BY JACKSON CHEN | The city’s comptroller and public advocate teamed up on Sunday to make a stand against electronic cigarette companies whose advertising targets children, as they called for federal investigation and regulation of the industry.
Joined by anti-smoking groups and other local politicians at the Godard Riverside Community Center on Columbus Avenue at 88th Street, Comptroller Scott Stringer and Public Advocate Letitia James accused e-cigarette, or vaping, companies of using similar marketing techniques for reaching youth as the big tobacco companies did in decades past.
“You’d think that tobacco companies would have learned their lesson from $250 billion dollars in fines,” Stringer said, referring to the 1998 settlement between major tobacco companies and various state attorneys general to end cigarette marketing to kids. “But they’re back at it again, using the same old marketing tricks to seduce our teens into getting hooked on e-cigarettes.”
Despite 2013 city legislation restricting the sale of e-cigarette products to people 21 and over, Stringer said companies have used Santa Claus, cartoon characters, and concert and sports sponsorships to deviously market toward the younger demographic.
For Upper West Side State Assemblymember Linda Rosenthal, the e-cigarette issue is nothing new, as she’s sponsored several bills that attempt to regulate the industry. On top of those efforts, Rosenthal is joining the latest push to restrict companies who market vaping toward kids.
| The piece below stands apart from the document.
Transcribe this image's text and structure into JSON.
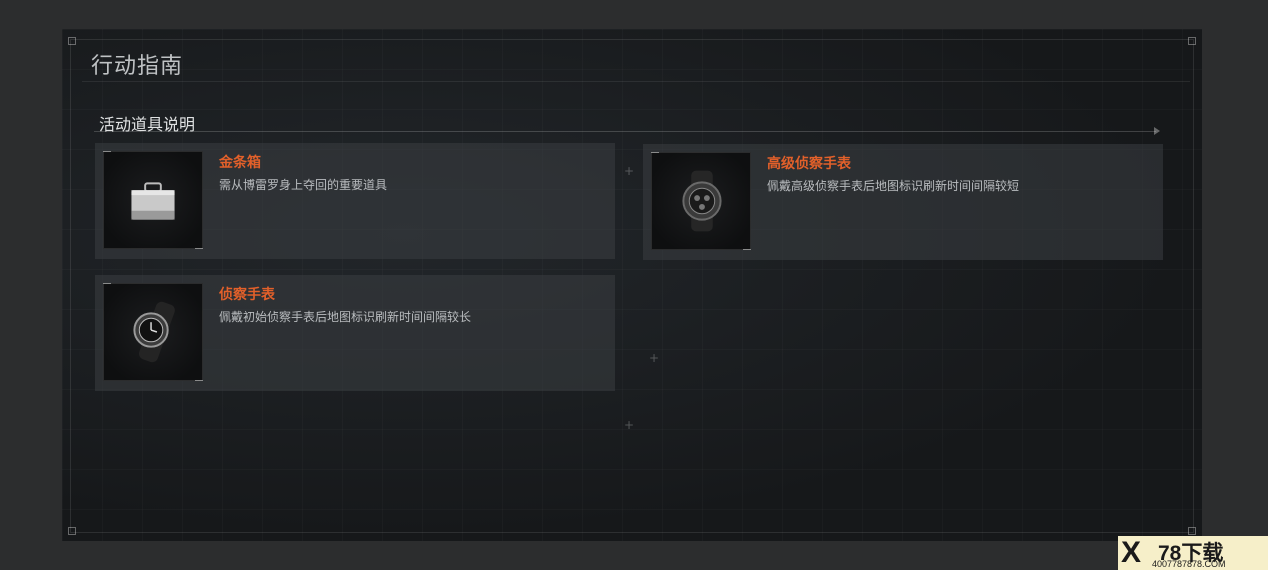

“Each and every day, the children of New York State are exposed to ads promoting electronic cigarettes by an industry that exists outside the scope of almost all government regulation,” Rosenthal said. “Without swift action… we risk addicting a new generation of young people on a dangerous habit.”
In the politicians’ call to action, Stringer and James rallied for e-cigarette companies to follow the same rules as cigarette giants, who cannot advertise toward children, and for the Federal Trade Commission to investigate current marketing practices.
Additionally, the two want the Food and Drug Administration to regulate e-cigarettes under the label of tobacco products, which stipulates requirements regarding addiction warnings, certain marketing restrictions, and a national age minimum for purchase of these products.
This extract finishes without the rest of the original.